Der Osnabrücker Apotheker Lars Crusius atmet auf. Im August 2015 stellte er einen Insolvenzantrag in Eigenverantwortung für seine Apothekengruppe. Zweieinhalb Jahre später hat er sich nach eigenen Worten saniert. Von rund 100 Arbeitsplätzen bleiben 92 erhalten.
Das Amtsgericht Osnabrück hat das Verfahren zum Jahresanfang aufgehoben. „Erst die Eigenverwaltung hat mir die Möglichkeit gegeben, mich mit meinen Gläubigern über einen Schuldenschnitt zu verständigen. Ich bin sehr froh über diese Möglichkeit, die es erst seit 2012 gibt“, so Crusius. „Die Einigung mit den Gläubigern und die Aufhebung meiner Eigenverwaltung gibt meiner Familie und mir die Chance, neu anzufangen.“ Während des Verfahrens gingen die Atlas-Apotheke und das Zytostatika-Labor an Stefan Leugermann. Die Apotheke am Marienhospital wurde an Carl Henrik Leue verkauft. Crusius blieb die kleine MediPark-Apotheke.

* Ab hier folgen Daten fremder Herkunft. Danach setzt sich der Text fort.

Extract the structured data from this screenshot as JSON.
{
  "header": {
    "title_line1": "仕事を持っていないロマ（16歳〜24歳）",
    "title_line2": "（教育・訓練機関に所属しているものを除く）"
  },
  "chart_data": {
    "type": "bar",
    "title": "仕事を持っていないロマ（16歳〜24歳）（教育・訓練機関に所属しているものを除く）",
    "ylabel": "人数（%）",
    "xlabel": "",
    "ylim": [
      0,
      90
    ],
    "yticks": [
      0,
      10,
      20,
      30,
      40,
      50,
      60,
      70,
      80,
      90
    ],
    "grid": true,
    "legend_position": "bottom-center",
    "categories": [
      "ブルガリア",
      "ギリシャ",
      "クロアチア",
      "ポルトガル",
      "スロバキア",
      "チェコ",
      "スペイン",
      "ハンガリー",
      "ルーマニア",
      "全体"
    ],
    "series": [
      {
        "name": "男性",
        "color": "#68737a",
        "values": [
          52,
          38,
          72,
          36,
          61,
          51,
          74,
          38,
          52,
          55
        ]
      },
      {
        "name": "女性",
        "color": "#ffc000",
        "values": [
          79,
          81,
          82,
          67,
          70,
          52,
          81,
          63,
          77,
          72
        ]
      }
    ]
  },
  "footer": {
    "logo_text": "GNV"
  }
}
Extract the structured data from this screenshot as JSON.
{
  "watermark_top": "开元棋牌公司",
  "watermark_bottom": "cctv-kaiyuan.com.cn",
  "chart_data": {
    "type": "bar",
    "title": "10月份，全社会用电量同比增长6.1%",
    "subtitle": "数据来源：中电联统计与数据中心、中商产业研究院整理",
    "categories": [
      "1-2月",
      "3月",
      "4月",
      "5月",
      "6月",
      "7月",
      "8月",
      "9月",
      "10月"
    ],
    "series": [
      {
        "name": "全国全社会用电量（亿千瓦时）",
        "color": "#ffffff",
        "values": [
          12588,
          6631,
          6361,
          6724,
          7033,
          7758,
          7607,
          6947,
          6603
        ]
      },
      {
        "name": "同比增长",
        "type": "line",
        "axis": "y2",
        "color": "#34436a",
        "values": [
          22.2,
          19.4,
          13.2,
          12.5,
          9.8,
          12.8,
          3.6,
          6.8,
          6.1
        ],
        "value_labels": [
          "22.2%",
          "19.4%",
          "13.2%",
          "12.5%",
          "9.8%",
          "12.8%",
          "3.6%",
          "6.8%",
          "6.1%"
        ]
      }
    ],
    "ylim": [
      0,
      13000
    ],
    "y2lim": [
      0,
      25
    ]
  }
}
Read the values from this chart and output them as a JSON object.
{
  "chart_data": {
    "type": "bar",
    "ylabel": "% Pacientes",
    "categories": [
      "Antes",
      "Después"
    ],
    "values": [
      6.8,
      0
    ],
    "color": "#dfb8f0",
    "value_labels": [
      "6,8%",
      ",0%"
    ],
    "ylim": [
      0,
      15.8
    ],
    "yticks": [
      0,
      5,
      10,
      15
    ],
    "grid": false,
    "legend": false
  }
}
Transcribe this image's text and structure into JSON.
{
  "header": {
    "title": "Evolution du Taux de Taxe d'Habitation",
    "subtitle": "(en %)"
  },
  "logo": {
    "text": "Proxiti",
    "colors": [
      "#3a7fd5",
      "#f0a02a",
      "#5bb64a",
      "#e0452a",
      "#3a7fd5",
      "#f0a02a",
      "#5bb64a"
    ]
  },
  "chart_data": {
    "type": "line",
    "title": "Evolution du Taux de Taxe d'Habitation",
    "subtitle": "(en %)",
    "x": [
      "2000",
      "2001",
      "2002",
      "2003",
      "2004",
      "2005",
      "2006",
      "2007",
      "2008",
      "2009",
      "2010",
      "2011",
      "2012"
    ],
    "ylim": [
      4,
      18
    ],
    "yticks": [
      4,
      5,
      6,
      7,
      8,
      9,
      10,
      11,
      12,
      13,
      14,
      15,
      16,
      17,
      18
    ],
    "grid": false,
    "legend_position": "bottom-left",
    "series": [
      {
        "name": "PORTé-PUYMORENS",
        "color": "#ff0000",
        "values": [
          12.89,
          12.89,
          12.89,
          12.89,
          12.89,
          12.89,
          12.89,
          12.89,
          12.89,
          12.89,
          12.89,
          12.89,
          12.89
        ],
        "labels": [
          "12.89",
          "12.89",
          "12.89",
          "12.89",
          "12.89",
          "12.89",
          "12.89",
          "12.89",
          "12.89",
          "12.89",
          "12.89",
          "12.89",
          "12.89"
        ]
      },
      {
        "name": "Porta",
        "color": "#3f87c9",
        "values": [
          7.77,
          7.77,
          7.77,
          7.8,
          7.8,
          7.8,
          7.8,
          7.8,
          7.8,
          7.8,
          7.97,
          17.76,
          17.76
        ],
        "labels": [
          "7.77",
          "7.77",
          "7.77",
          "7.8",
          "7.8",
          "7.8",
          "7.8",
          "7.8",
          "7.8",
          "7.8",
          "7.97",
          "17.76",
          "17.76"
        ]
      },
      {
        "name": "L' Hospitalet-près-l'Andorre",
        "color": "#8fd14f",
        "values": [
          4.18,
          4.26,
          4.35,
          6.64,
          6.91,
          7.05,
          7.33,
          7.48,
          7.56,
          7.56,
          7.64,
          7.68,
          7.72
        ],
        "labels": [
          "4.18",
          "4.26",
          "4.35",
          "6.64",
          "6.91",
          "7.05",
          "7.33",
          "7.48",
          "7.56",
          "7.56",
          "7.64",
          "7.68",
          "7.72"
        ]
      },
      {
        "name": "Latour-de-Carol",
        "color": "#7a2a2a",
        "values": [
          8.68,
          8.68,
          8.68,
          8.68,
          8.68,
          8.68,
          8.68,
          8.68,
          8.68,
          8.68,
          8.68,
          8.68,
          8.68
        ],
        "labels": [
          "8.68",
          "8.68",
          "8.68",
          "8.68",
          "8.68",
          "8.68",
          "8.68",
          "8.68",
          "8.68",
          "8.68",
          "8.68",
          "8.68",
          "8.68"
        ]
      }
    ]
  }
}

Crusius hatte die Apotheken im Juni 2009 im Paket gekauft. Die Anlaufkosten seien dabei die größte Herausforderung gewesen, so seine Darstellung. Letztendlich hätten jedoch die regulatorischen Vorgaben, erhebliche Einsparungen im Gesundheitswesen und unrentable Investitionen in apothekennahe Dienstleistungen zur wirtschaftlichen Schieflage geführt. Dazu komme die in Osnabrück höchste Apothekendichte in Deutschland.
„Die ersten Sanierungsmaßnahmen, die wir vor dem Insolvenzverfahren durchführten, erreichten nicht die erforderlichen Einsparungen und ein Regelinsolvenzverfahren kam nicht in Betracht“, so Crusius. Sie hätte zur Vernichtung seiner Existenzgrundlage geführt, da auch der Entzug der berufsrechtlichen Zulassung ins Haus gestanden hätte. Das Eigenverwaltungsverfahren erlaubte die Fortführung und die Durchführung von Maßnahmen zum Erhalt der Apotheke.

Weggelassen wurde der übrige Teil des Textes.